It's rare for a couple, both keen gardeners, to have the opportunity to create a large garden from scratch.
But when the chance came Philippa and David Thompson's way in 1980, they seized the day.
The result is a garden which reflects their combined interests and comes together in a most satisfying way:
David's love of trees and structures, Philippa's joy in all flowering plants, and a shared delight in ornamental water.
The Thompsons originally regarded the property as a temporary measure.
With a growing family, they needed a home on a school bus run and space for outdoor games and ponies, but always envisaged returning to the land.
However, the convenience and appeal of the house they found on the outskirts of Bathurst grew on them and they decided to stay.
The advantages were a north-facing site sheltered by remnant yellow box (Eucalyputus melliodora) and red gum (E. blakelyi) woodland, 600 millimetres annual rainfall and access to water.

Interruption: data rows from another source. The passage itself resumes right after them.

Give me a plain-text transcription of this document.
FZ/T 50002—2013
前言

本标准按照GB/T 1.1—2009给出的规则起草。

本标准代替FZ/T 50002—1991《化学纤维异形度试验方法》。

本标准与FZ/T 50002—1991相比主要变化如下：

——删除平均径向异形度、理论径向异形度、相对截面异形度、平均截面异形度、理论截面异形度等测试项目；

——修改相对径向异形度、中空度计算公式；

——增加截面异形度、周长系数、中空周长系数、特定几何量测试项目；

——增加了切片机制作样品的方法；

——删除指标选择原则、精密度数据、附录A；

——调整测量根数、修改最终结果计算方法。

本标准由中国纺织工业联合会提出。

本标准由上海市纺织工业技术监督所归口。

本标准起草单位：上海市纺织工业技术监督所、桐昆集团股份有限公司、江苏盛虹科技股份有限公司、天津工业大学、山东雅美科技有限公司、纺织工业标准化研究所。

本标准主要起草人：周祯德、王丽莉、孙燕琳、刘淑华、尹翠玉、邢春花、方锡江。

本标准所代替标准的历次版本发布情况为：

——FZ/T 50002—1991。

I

The one downside was badly eroded granite soil, but they saw this as a challenge to overcome.
They started the garden by terracing the land sloping down from the house to make an east-west lawn, supported by a retaining wall and with a second terrace below.
A cross axis was created by building steps in the centre of the retaining wall down to a large, octagonal pergola, looking over two oblong canals, one below the other.
The garden was further extended westwards with a wooden bridge, now covered in Boston ivy (Parthenocissus tricuspidata), over a large round pond, with steps down to a lawn flanked by herbaceous borders which Philippa keeps in flower from spring to autumn: favourites include irises, cranesebills (Geranium sp.), pokers (Knphoria sp.), salvias and sedums.
They planted two planes (Platanus x acerfolia) in 1988, which frame the pergola and ponds below, and in 1990 added a pair of English beech (Fagus sylvatica) on the lawn directly above.
Other trees include numerous oaks, birches, crab apples, pears, dogwoods (Cornus capitata, C. mas), and pomegranate.
Persian ironwood (Parrotia persica), golden ash, scarlet oaks (Quercus coccinea) and an ornamental grape bring brilliant autumn colour.
The trees shelter a wide range of flowering shrubs and bulbs.
Daffodils and jonquils bloom among buddleias, smokebushes (Cotinus sp.), ninebark (Physocarpus), a magnificent Viburnum rhyditophyllum and more.
Philippa continues to care for the garden, a tribute to David, who died in 2017, to their shared love of creating a beautiful environment to live in, and for her, an endless source of comfort and spiritual renewal.